Tubefilter: No, I was just curious. I’m always curious to hear why people have posted specific times. From our side, I don’t think there’s any super magic formula.

Rick Smith Jr.: I think there’s a magic formula, I’ve just got to find it.

Tubefilter: [laughs] That’s fair. I feel like different things work for different people, and clearly, it’s working for you.

Rick Smith Jr.: I mean, Dude Perfect used to post on Mondays at 4 p.m. and now they do Saturday morning. Saturday is a really good day. I would say every Saturday that I post, my views are double what they are on a Wednesday, which is the worst day to post for me.

Tubefilter: Oh, good to know.

Rick Smith Jr.: Friday, Saturday, Sunday are my three best days. Sometimes Monday, but Tuesday, Wednesday, Thursday? Not so much.

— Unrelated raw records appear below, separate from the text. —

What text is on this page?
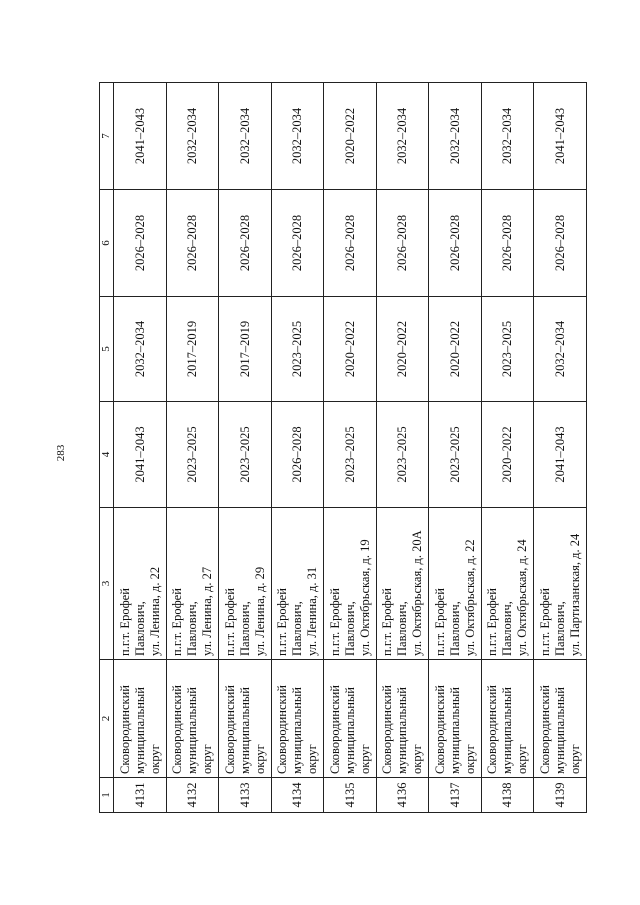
283
1	2	3	4	5	6	7
4131	Сковородинский муниципальный округ	п.г.т. Ерофей Павлович, ул. Ленина, д. 22	2041–2043	2032–2034	2026–2028	2041–2043
4132	Сковородинский муниципальный округ	п.г.т. Ерофей Павлович, ул. Ленина, д. 27	2023–2025	2017–2019	2026–2028	2032–2034
4133	Сковородинский муниципальный округ	п.г.т. Ерофей Павлович, ул. Ленина, д. 29	2023–2025	2017–2019	2026–2028	2032–2034
4134	Сковородинский муниципальный округ	п.г.т. Ерофей Павлович, ул. Ленина, д. 31	2026–2028	2023–2025	2026–2028	2032–2034
4135	Сковородинский муниципальный округ	п.г.т. Ерофей Павлович, ул. Октябрьская, д. 19	2023–2025	2020–2022	2026–2028	2020–2022
4136	Сковородинский муниципальный округ	п.г.т. Ерофей Павлович, ул. Октябрьская, д. 20А	2023–2025	2020–2022	2026–2028	2032–2034
4137	Сковородинский муниципальный округ	п.г.т. Ерофей Павлович, ул. Октябрьская, д. 22	2023–2025	2020–2022	2026–2028	2032–2034
4138	Сковородинский муниципальный округ	п.г.т. Ерофей Павлович, ул. Октябрьская, д. 24	2020–2022	2023–2025	2026–2028	2032–2034
4139	Сковородинский муниципальный округ	п.г.т. Ерофей Павлович, ул. Партизанская, д. 24	2041–2043	2032–2034	2026–2028	2041–2043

Tubefilter: Do you schedule specific videos for those days then? Maybe videos that you feel more strongly about or is it just what falls on what day is is what day you go with?

Rick Smith Jr.: I like to create, so if I’m at an event or event in a weekend and today I create 10, I’ll send them over to my editor. We’ll edit them how we want them to be, and then we’ll just put them in a queue. Then as it’s going along, I’ll either schedule a couple in a row, or I’ll go in the day before, two days before, and find out what videos I want, typically saving my best videos for the weekend. Then just putting the other content throughout the week.

Tubefilter: Perfect. Do you have any upcoming plans, or upcoming goals for your channel that you can talk about?

Rick Smith Jr.: I’m right now working on a program with YouTube Shorts called 30 for 30. It’s basically 30 Shorts in 30 days.

Tubefilter: Oh, cool.

Rick Smith Jr.: We’re about halfway through that right now. Then I have another 30 for 30 with Bicycle Playing Cards coming up afterwards. We’ll all be doing playing card trick shots with Bicycle Playing Cards after this current Shorts 30.

Tubefilter: Perfect. Is there anything else that you wanted to touch on or anything else you feel readers should know about you?

Rick Smith Jr.: Yes. If you find me in the real world, come say hi. I’m approachable. I love doing magic for people, so if they want to be part of a video or want to see a trick, come up and ask. I’m always willing to do that.